Veterans’ advocacy group VoteVets and Democracy Forward filed a lawsuit against the U.S. Department of Veterans Affairs on Friday, to stop the influence of three friends of President Donald Trump from further influencing decisions at the agency.
Filed in a Washington, D.C. federal court, the lawsuit asks the court to block the trio dubbed “shadow rulers” from weighing in on decisions, policies and personnel changes.
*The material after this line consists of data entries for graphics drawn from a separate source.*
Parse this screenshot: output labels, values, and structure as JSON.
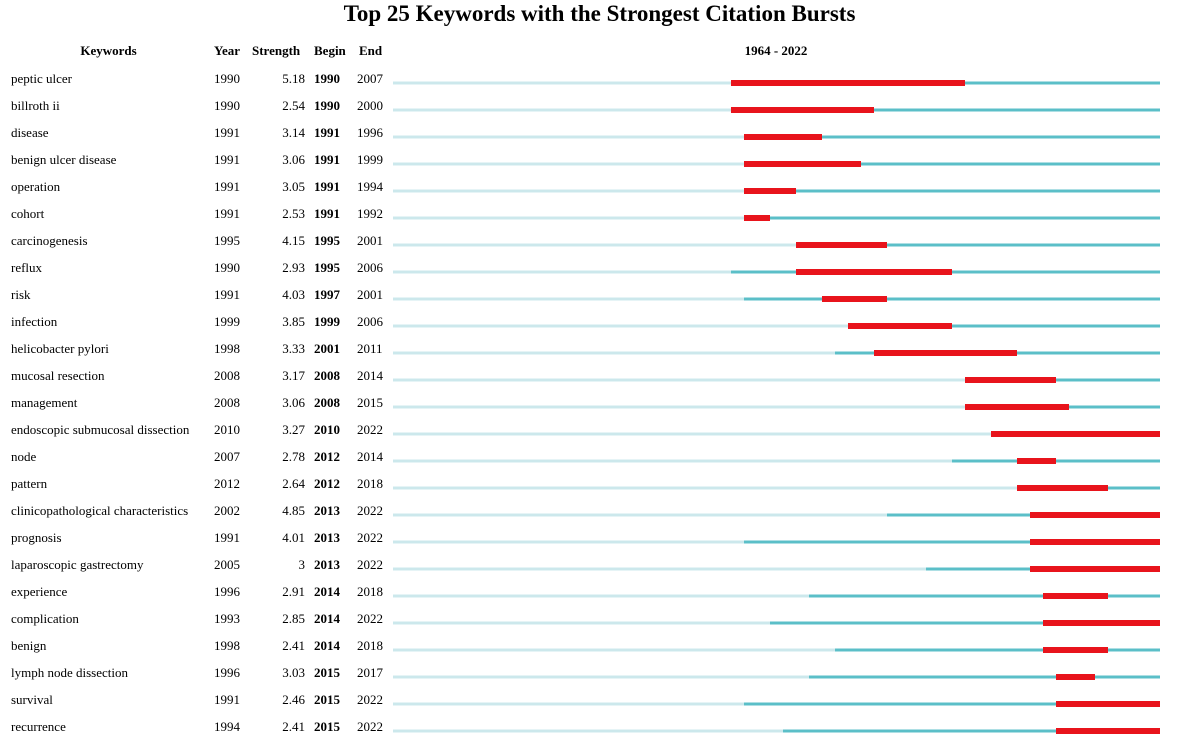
{
  "chart_data": {
    "type": "bar",
    "title": "Top 25 Keywords with the Strongest Citation Bursts",
    "columns": {
      "keyword": "Keywords",
      "year": "Year",
      "strength": "Strength",
      "begin": "Begin",
      "end": "End"
    },
    "timeline_label": "1964 - 2022",
    "timeline_start": 1964,
    "timeline_end": 2022,
    "colors": {
      "burst": "#e8141c",
      "active": "#5bbfc8",
      "inactive": "#cce8ec"
    },
    "rows": [
      {
        "keyword": "peptic ulcer",
        "year": "1990",
        "strength": "5.18",
        "begin": "1990",
        "end": "2007"
      },
      {
        "keyword": "billroth ii",
        "year": "1990",
        "strength": "2.54",
        "begin": "1990",
        "end": "2000"
      },
      {
        "keyword": "disease",
        "year": "1991",
        "strength": "3.14",
        "begin": "1991",
        "end": "1996"
      },
      {
        "keyword": "benign ulcer disease",
        "year": "1991",
        "strength": "3.06",
        "begin": "1991",
        "end": "1999"
      },
      {
        "keyword": "operation",
        "year": "1991",
        "strength": "3.05",
        "begin": "1991",
        "end": "1994"
      },
      {
        "keyword": "cohort",
        "year": "1991",
        "strength": "2.53",
        "begin": "1991",
        "end": "1992"
      },
      {
        "keyword": "carcinogenesis",
        "year": "1995",
        "strength": "4.15",
        "begin": "1995",
        "end": "2001"
      },
      {
        "keyword": "reflux",
        "year": "1990",
        "strength": "2.93",
        "begin": "1995",
        "end": "2006"
      },
      {
        "keyword": "risk",
        "year": "1991",
        "strength": "4.03",
        "begin": "1997",
        "end": "2001"
      },
      {
        "keyword": "infection",
        "year": "1999",
        "strength": "3.85",
        "begin": "1999",
        "end": "2006"
      },
      {
        "keyword": "helicobacter pylori",
        "year": "1998",
        "strength": "3.33",
        "begin": "2001",
        "end": "2011"
      },
      {
        "keyword": "mucosal resection",
        "year": "2008",
        "strength": "3.17",
        "begin": "2008",
        "end": "2014"
      },
      {
        "keyword": "management",
        "year": "2008",
        "strength": "3.06",
        "begin": "2008",
        "end": "2015"
      },
      {
        "keyword": "endoscopic submucosal dissection",
        "year": "2010",
        "strength": "3.27",
        "begin": "2010",
        "end": "2022"
      },
      {
        "keyword": "node",
        "year": "2007",
        "strength": "2.78",
        "begin": "2012",
        "end": "2014"
      },
      {
        "keyword": "pattern",
        "year": "2012",
        "strength": "2.64",
        "begin": "2012",
        "end": "2018"
      },
      {
        "keyword": "clinicopathological characteristics",
        "year": "2002",
        "strength": "4.85",
        "begin": "2013",
        "end": "2022"
      },
      {
        "keyword": "prognosis",
        "year": "1991",
        "strength": "4.01",
        "begin": "2013",
        "end": "2022"
      },
      {
        "keyword": "laparoscopic gastrectomy",
        "year": "2005",
        "strength": "3",
        "begin": "2013",
        "end": "2022"
      },
      {
        "keyword": "experience",
        "year": "1996",
        "strength": "2.91",
        "begin": "2014",
        "end": "2018"
      },
      {
        "keyword": "complication",
        "year": "1993",
        "strength": "2.85",
        "begin": "2014",
        "end": "2022"
      },
      {
        "keyword": "benign",
        "year": "1998",
        "strength": "2.41",
        "begin": "2014",
        "end": "2018"
      },
      {
        "keyword": "lymph node dissection",
        "year": "1996",
        "strength": "3.03",
        "begin": "2015",
        "end": "2017"
      },
      {
        "keyword": "survival",
        "year": "1991",
        "strength": "2.46",
        "begin": "2015",
        "end": "2022"
      },
      {
        "keyword": "recurrence",
        "year": "1994",
        "strength": "2.41",
        "begin": "2015",
        "end": "2022"
      }
    ]
  }
}
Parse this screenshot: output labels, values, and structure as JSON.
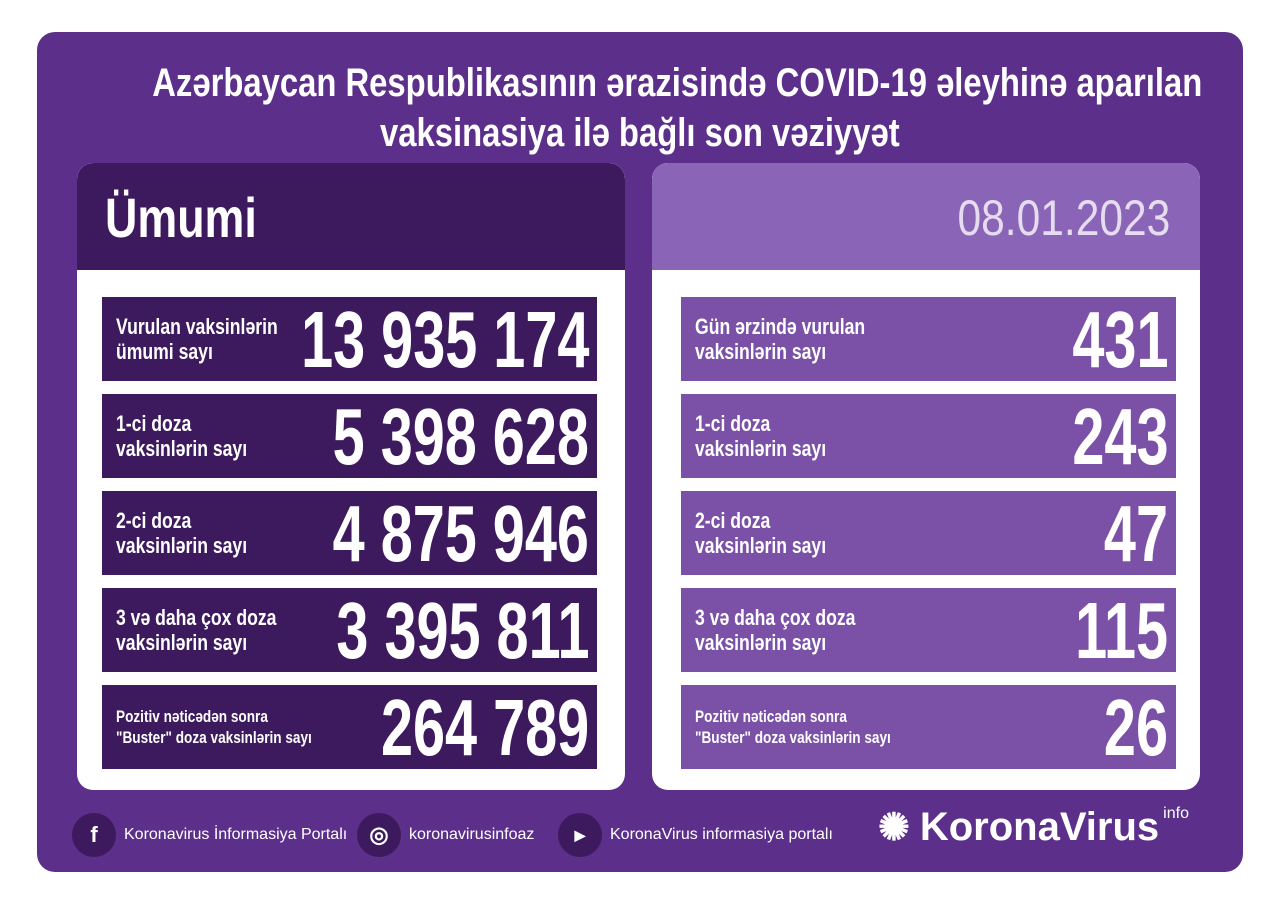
{
  "title": {
    "line1": "Azərbaycan Respublikasının ərazisində COVID-19 əleyhinə aparılan",
    "line2": "vaksinasiya ilə bağlı son vəziyyət"
  },
  "left": {
    "header": "Ümumi",
    "rows": [
      {
        "label1": "Vurulan vaksinlərin",
        "label2": "ümumi sayı",
        "value": "13 935 174"
      },
      {
        "label1": "1-ci doza",
        "label2": "vaksinlərin sayı",
        "value": "5 398 628"
      },
      {
        "label1": "2-ci doza",
        "label2": "vaksinlərin sayı",
        "value": "4 875 946"
      },
      {
        "label1": "3 və daha çox doza",
        "label2": "vaksinlərin sayı",
        "value": "3 395 811"
      },
      {
        "label1": "Pozitiv nəticədən sonra",
        "label2": "\"Buster\" doza vaksinlərin sayı",
        "value": "264 789"
      }
    ]
  },
  "right": {
    "header": "08.01.2023",
    "rows": [
      {
        "label1": "Gün ərzində vurulan",
        "label2": "vaksinlərin sayı",
        "value": "431"
      },
      {
        "label1": "1-ci doza",
        "label2": "vaksinlərin sayı",
        "value": "243"
      },
      {
        "label1": "2-ci doza",
        "label2": "vaksinlərin sayı",
        "value": "47"
      },
      {
        "label1": "3 və daha çox doza",
        "label2": "vaksinlərin sayı",
        "value": "115"
      },
      {
        "label1": "Pozitiv nəticədən sonra",
        "label2": "\"Buster\" doza vaksinlərin sayı",
        "value": "26"
      }
    ]
  },
  "footer": {
    "facebook": "Koronavirus İnformasiya Portalı",
    "instagram": "koronavirusinfoaz",
    "youtube": "KoronaVirus informasiya portalı",
    "logo": "KoronaVirus",
    "logo_sup": "info"
  },
  "colors": {
    "background": "#5b2f8a",
    "dark_box": "#3d1a5e",
    "light_box": "#7b51a8"
  }
}
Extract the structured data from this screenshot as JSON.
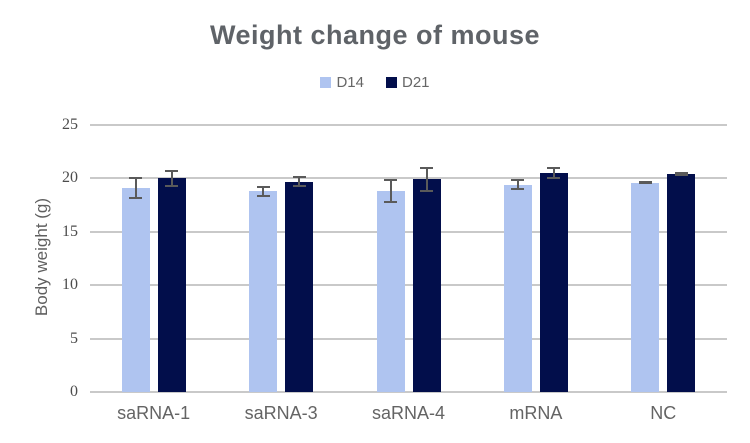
{
  "chart_data": {
    "type": "bar",
    "title": "Weight change of mouse",
    "xlabel": "",
    "ylabel": "Body weight (g)",
    "categories": [
      "saRNA-1",
      "saRNA-3",
      "saRNA-4",
      "mRNA",
      "NC"
    ],
    "series": [
      {
        "name": "D14",
        "color": "#AFC4F0",
        "values": [
          19.1,
          18.8,
          18.8,
          19.4,
          19.6
        ],
        "errors": [
          1.0,
          0.5,
          1.1,
          0.5,
          0.15
        ]
      },
      {
        "name": "D21",
        "color": "#020E4B",
        "values": [
          20.0,
          19.7,
          19.9,
          20.5,
          20.4
        ],
        "errors": [
          0.8,
          0.5,
          1.2,
          0.6,
          0.2
        ]
      }
    ],
    "ylim": [
      0,
      25
    ],
    "yticks": [
      0,
      5,
      10,
      15,
      20,
      25
    ],
    "grid": true,
    "legend_position": "top",
    "gridline_color": "#C9C9C9",
    "error_bar_color": "#5A5A5A",
    "background_color": "#FFFFFF",
    "title_color": "#5F6368",
    "text_color": "#646464"
  }
}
The men in question, Ike Perlmutter, Bruce Moskowitz, MD, and Marc Sherman, are members of the so-called “Mar-A-Lago Council.”
A ProPublica report released this month found the trio has “influenced, shaped and dictated” agency choices, including a delay of the EHR modernization contract with Cerner and the removal of former VA Secretary David Shulkin, MD.
“They have done so without being subjected to transparency requirements, conflict-of-interest screens and other accountability rules required of public servants,” according to the lawsuit. “They have none — no government experience, no U.S. military experience.”
“Rather, each simply shares a financial relationship with Trump as a dues-paying member of the Mar-A-Lago Club, a private golf and social club in Palm Beach, Florida, owned by the Trump Organization,” the lawsuit continued.
Citing the Federal Advisory Committee Act, government agencies must be transparent when permitting “public participation when the executive branch establishes or uses non-federal bodies for the purpose of seeking advice and generating policy,” according to the suit.
The lawsuit outlines several meetings that failed to observe the procedures outlined by FACA, including documentation, transcripts of meetings and the like. As a result, the VA and the trio have violated the law, the groups argued.
The lawsuit language is similar to that of the Democratic group who launched an investigation on Aug. 8, following the ProPublica report.
Led by Rep. Nancy Pelosi, D-California, and Rep. Tim Walz, D-Minnesota, the group requested Wilkie provide unredacted copies of any and all documents, records and correspondence between the trio and any current or former VA employees by Aug. 31.
On Friday, Sens. Tammy Duckworth, D-Illinois, and Maggie Hassan, D-New Hampshire, joined the call to investigate the potential legal and ethics violations by VA officials.
The pair asked the VA Office of Inspector General to determine whether agency officials inappropriately shared sensitive data with the trio, as they had “no legitimate need for the information, resulting in the delay of contract awards and costing the federal government additional money,” Duckworth wrote.
Duckworth, who served 23 years in the Reserve Forces, also asked OIG to investigate whether the trio had financial interests in the companies or whether they were competitors. She also asked OIG to determine if VA officials misused taxpayer funds and if senior Trump appointees violated the Federal Records Act by using personal emails for VA policy decisions.
Further, Duckworth asked OIG to see if former acting VA Chief of Staff Peter O’Rourke violated federal civil service protections “by communicating with non-governmental individuals regarding several VA civil servants and a contractor assigned to a VA project.”
Duckworth wrote to VA Secretary Robert Wilkie soon after the ProPublica report to urge him to cease involvement with the Mar-A-Lago trio and to replace several VA appointees that have caused “significant dysfunction” at the agency.
“VA leaders should be focused on reserving taxpayer dollars for veteran care and making decisions that benefit veterans, not on pleasing unelected and unconfirmed political advisors,” Duckworth wrote. “Any undue and unethical influence by these types of advisors on VA leaders should be subject to continued and careful scrutiny.”
Currently, Wilkie is forging ahead with the Cerner contract, working to get the new EHR fully functional in the Pacific Northwest by 2020 in alignment with the Department of Defense’s EHR rollout. The VA did not respond to a request for comment.